ATSSA: Flashing beacons will begin production in Q3 2013
Tina Grady Barbaccia | March 7, 2013
The beacons feature a range of features developed to improve visibility and versatility for marking safety zones on roadways.
NAT says the field trials are underway to verify its new line of flashing beacons planned to begin production in the third quarter of 2013. The new beacons are designed for year-round, 24/7 operation in all climates.
Current testing in varied climate zones will ensure that the beacons achieve targets for durability and reliability in unattended operation, powered only by their integrated battery packs and solar array, according to NAT.
Assisting school zone compliance and enforcement
Peter Vieveen, president of North America Traffic, sees a great deal of potential for the beacons in school safety zones. The beacons can be set to flash during specific periods on a day-by-day basis through a simple interface, similar to common desktop computer calendars. While the beacons can be pre‑programmed to match normal school schedules, local users can also update the timing to reflect changes in the schedule or for special events.
Vieveen also notes that enforcement is an important part of safety that NAT addresses in the beacons’ design. A status indicator in the rear of the beacon displays when the LED signals are actually flashing. This feature will allow traffic enforcement officers to verify that the beacons were operating at the time of an infraction. In a school zone, for example, the enforcement officer could park between a pair of beacons and monitor their operation while observing traffic.
Design for custom applications
The development team at NAT has been working closely with a variety of customers to add more functions to the basic beacon. In one case, NAT is developing a beacon that is also able to power a built-in light that will illuminate the sign to which the beacon is attached. This configuration can be used to improve safety and visibility around transit stops.

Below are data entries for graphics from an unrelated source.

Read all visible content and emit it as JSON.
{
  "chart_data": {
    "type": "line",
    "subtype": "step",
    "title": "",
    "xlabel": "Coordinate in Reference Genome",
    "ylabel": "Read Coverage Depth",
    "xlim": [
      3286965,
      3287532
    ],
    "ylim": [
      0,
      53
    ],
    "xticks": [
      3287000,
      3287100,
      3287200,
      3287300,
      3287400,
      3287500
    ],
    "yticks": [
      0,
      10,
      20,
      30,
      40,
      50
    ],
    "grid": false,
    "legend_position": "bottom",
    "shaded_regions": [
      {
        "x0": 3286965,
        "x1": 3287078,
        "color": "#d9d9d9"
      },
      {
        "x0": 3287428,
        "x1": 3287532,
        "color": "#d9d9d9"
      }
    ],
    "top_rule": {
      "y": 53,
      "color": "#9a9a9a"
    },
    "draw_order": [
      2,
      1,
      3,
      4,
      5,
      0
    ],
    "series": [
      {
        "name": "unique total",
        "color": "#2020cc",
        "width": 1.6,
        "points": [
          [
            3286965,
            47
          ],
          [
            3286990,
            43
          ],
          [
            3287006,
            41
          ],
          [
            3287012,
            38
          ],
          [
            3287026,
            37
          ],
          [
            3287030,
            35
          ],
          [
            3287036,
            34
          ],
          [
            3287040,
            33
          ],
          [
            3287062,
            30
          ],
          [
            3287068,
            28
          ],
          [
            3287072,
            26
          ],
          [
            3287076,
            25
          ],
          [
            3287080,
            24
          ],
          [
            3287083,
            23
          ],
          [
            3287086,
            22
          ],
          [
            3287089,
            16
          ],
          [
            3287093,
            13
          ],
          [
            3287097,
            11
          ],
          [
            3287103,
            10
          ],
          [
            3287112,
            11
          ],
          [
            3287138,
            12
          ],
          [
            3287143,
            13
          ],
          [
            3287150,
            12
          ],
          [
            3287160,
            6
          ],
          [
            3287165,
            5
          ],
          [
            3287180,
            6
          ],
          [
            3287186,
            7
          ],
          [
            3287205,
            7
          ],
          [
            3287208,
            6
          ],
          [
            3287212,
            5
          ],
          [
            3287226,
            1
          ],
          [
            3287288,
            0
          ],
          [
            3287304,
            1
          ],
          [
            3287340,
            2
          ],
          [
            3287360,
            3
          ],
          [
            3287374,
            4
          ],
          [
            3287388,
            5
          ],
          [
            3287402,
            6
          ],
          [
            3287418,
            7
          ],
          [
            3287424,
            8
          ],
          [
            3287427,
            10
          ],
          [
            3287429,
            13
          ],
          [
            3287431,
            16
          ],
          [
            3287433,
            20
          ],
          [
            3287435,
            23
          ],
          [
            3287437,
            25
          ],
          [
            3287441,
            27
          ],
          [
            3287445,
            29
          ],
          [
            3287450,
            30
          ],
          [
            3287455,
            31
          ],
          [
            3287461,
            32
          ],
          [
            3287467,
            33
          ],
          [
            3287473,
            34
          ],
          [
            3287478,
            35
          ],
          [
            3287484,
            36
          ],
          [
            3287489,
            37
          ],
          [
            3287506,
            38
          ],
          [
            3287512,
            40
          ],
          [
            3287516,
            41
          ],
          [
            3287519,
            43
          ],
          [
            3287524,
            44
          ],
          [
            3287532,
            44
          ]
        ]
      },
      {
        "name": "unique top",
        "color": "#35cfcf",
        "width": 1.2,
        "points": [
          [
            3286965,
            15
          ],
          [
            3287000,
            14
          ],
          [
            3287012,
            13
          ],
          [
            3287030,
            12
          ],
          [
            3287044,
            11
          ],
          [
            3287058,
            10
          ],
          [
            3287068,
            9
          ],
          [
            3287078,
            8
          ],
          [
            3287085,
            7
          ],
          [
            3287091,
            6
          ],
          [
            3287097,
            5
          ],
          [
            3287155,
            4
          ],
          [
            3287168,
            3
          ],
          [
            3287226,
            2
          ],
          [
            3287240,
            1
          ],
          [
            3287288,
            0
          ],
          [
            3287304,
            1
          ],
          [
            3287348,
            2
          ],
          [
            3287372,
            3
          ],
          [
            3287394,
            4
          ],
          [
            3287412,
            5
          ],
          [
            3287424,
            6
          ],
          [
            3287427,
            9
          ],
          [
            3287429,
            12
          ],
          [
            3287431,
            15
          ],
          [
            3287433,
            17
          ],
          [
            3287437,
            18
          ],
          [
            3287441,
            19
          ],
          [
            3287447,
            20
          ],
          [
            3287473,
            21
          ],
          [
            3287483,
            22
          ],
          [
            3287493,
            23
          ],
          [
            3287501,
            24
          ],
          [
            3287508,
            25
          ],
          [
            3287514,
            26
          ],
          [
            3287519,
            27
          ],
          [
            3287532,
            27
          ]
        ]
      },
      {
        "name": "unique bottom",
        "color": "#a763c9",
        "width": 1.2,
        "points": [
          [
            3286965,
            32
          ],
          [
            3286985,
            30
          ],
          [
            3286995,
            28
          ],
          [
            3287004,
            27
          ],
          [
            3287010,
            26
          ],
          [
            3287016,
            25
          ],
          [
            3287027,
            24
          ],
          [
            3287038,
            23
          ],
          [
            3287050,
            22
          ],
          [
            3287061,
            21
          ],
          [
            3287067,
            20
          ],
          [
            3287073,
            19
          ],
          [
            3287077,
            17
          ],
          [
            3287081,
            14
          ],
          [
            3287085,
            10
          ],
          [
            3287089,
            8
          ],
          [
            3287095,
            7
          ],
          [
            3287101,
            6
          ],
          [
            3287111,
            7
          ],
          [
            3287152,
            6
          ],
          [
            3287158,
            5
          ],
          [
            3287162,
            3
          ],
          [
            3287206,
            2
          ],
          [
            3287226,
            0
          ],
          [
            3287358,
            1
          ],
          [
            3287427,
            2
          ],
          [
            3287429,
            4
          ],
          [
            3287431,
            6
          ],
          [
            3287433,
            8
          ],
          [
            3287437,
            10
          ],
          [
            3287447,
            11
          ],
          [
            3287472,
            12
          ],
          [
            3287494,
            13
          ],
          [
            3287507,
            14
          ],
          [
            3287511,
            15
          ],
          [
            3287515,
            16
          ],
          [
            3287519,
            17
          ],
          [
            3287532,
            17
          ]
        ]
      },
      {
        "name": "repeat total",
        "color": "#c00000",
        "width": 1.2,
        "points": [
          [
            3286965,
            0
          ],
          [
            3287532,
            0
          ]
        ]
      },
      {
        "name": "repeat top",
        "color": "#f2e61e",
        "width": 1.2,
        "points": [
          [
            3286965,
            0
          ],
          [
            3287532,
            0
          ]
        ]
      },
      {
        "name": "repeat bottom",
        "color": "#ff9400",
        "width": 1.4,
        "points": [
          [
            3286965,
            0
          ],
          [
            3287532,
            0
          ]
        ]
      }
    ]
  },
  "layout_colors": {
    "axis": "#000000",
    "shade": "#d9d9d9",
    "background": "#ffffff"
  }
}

In another version of the beacon, a motion detector detects the approach of trucks exiting a construction site, and triggers the flashing beacon to alert oncoming traffic. A remote control model will allow staff at a loading dock or scale to manually operate the beacons to control traffic control from distances as far as 500 feet.
To facilitate these novel features, NAT is incorporating multi-purpose accessory ports backed by a highly efficient power system. With these, Vieveen says, North America Traffic can accommodate a wide range of unique customer requests economically.
Production models of the new flashing beacons will be available through authorized North America Traffic dealers following the summer test season.